Tutti la guardavano, mentre quella vecchia le faceva così male,

mentre le strappava via la sua carne, il suo pudore, la sua dignità.

Tutti la guardavano, mentre quella vecchia la condannava a soffrire

per sempre.

Nessuno diceva niente.

Guardavano e basta.

Era una tradizione.

Dopo di allora Amina non fu più la stessa.

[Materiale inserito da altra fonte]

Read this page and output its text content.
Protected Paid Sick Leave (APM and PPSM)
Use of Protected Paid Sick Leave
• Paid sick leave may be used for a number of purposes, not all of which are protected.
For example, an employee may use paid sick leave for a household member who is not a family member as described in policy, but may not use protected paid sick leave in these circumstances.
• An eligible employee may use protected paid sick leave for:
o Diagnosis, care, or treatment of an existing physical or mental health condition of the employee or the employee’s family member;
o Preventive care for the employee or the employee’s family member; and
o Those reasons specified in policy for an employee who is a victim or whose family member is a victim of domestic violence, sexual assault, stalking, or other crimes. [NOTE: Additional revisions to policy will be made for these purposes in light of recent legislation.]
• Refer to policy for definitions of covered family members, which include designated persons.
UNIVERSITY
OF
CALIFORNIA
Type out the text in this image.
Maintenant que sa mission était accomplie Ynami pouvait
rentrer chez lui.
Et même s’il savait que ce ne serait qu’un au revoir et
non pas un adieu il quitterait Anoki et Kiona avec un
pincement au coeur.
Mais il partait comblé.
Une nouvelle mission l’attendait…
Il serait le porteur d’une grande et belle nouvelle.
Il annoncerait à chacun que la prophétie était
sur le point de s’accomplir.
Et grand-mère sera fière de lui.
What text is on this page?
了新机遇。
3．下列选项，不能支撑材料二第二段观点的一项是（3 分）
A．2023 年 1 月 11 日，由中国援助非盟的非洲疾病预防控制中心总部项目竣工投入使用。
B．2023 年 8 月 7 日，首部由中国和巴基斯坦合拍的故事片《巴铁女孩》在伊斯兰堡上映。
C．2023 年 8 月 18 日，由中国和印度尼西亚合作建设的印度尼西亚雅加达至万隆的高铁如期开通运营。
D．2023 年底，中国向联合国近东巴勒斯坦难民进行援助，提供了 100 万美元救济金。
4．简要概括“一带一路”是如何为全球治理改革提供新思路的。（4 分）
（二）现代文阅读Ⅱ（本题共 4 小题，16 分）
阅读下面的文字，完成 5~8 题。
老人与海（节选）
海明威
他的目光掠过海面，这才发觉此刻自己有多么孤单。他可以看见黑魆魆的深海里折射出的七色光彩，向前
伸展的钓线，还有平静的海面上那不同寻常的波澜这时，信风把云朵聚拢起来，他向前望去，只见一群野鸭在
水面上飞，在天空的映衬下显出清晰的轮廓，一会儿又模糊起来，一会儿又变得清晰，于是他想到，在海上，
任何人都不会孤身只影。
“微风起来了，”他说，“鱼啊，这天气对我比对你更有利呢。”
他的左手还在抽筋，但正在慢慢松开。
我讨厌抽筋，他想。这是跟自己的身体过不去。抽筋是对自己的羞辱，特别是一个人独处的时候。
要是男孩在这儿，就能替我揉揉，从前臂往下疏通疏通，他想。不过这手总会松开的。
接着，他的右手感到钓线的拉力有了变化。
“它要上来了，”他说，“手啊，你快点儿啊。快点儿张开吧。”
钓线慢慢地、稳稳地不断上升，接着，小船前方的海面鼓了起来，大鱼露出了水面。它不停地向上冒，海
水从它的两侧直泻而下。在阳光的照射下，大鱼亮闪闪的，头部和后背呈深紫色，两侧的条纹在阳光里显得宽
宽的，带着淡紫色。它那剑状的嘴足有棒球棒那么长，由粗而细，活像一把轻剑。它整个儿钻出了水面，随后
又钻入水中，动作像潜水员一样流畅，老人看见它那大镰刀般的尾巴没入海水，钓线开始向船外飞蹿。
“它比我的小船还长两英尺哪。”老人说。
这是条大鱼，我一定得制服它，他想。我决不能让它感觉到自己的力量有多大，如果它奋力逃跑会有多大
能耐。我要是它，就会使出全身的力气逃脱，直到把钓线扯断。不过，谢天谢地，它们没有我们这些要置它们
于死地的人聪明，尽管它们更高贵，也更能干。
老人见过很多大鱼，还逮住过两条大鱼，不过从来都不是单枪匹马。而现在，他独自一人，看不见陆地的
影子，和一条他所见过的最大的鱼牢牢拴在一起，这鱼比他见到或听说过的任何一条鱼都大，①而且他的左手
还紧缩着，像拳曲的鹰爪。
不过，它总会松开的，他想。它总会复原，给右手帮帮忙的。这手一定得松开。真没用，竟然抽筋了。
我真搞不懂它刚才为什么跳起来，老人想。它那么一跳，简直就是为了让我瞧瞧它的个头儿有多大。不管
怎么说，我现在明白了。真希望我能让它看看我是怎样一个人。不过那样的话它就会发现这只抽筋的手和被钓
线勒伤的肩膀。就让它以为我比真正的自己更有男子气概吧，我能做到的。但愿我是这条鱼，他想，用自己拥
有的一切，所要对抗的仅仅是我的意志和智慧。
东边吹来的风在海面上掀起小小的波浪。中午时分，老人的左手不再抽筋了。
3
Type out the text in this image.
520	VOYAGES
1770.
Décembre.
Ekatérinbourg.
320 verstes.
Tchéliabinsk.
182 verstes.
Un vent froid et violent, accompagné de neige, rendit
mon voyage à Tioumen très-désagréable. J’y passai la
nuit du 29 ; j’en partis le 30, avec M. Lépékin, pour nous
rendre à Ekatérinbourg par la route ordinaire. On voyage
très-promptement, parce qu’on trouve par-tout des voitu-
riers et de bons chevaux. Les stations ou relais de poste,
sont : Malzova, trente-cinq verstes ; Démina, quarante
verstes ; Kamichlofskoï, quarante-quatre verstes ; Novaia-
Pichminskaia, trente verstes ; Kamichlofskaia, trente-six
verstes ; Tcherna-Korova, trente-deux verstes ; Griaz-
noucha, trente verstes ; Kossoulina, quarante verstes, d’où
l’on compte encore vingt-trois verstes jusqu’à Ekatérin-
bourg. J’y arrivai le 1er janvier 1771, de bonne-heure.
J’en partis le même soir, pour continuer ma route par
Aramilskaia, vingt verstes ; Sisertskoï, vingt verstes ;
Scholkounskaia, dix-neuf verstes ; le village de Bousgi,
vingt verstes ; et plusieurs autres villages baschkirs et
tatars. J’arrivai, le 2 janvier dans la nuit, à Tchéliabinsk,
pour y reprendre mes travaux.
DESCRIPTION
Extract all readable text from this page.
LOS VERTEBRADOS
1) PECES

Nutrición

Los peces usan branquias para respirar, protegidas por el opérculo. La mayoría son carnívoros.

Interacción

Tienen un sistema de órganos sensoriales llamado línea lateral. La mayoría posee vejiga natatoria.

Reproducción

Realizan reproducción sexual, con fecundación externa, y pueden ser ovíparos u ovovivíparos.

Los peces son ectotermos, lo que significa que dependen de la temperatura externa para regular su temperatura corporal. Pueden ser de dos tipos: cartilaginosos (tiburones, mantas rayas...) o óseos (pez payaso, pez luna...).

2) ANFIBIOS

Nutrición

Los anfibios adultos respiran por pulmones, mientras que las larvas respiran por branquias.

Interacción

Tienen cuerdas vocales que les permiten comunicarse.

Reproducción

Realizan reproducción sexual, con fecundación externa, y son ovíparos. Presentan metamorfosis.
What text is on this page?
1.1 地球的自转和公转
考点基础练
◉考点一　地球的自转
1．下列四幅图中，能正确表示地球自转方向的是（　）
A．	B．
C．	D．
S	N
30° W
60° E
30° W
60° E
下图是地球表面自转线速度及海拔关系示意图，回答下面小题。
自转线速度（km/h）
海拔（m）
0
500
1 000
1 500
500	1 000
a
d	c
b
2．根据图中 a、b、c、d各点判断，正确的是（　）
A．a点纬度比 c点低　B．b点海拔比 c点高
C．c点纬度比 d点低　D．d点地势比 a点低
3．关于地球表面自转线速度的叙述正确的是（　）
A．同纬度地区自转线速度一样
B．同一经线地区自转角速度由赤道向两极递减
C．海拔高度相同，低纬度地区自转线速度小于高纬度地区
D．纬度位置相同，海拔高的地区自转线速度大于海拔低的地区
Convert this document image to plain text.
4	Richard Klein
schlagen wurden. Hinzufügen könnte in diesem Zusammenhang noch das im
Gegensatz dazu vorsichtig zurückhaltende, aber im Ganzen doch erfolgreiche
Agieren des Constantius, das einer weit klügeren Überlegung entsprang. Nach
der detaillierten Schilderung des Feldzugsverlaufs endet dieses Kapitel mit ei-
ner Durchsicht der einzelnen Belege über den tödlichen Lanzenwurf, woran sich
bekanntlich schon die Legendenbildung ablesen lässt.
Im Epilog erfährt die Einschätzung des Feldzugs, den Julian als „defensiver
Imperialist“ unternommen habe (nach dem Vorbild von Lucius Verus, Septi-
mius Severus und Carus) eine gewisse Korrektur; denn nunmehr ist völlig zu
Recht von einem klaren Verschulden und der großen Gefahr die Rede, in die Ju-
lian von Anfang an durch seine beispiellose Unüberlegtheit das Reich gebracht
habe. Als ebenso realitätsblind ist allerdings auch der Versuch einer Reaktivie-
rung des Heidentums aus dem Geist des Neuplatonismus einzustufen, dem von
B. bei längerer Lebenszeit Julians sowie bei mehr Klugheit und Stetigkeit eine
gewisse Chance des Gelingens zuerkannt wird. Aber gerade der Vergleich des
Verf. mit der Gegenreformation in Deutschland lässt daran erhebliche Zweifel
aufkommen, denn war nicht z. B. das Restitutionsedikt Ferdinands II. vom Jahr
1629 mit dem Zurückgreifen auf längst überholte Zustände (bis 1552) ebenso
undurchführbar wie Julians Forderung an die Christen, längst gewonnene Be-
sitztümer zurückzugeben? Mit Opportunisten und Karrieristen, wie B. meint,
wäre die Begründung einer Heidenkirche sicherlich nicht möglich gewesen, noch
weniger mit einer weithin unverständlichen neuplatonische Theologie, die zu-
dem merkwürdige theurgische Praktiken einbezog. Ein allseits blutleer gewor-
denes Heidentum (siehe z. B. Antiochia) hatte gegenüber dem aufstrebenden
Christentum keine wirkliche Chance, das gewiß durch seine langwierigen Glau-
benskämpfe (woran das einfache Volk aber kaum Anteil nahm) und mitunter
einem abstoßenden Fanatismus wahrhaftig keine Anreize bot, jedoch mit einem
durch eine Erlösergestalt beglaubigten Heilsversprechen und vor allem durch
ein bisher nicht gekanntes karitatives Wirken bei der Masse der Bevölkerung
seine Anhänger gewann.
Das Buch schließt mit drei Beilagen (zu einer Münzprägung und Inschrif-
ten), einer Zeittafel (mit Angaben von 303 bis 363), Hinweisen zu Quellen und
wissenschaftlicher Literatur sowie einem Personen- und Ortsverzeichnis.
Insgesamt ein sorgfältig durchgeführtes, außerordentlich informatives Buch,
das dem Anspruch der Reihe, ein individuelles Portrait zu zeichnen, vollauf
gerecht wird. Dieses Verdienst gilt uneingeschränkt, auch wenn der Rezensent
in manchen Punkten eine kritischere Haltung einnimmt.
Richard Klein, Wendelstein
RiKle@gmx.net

Le avevano detto che stava per diventare donna, ma lei, in cuor

suo, sapeva.

Non sarebbe mai più stata una donna.

Sarebbe stata solo una procreatrice.

Nessun piacere concesso.

Solo un mezzo per soddisfare un uomo che avrebbe dovuto servire

per tutta la vita.

Un uomo che l’avrebbe squarciata come un fulmine squarcia la

terra con tutto l’impeto e la forza che solo la natura perversa e

malvagia può avere.

Amina ricordava e temeva quei momenti di intimità che per lei

significavano una cosa sola: dolore.

Amina ricordava e temeva quei periodi del mese duranti i quali il

suo ventre diventava di fuoco e ogni più piccola cellula tra le sue

gambe sembrava ardere.

Amina era ormai adulta.

Amina era ormai una madre.

Amina guardava ora sua figlia. La guardava e basta.

Non poteva dire nulla.

Non poteva fare nulla.

Ma una lacrima silenziosa scese dai suoi occhi.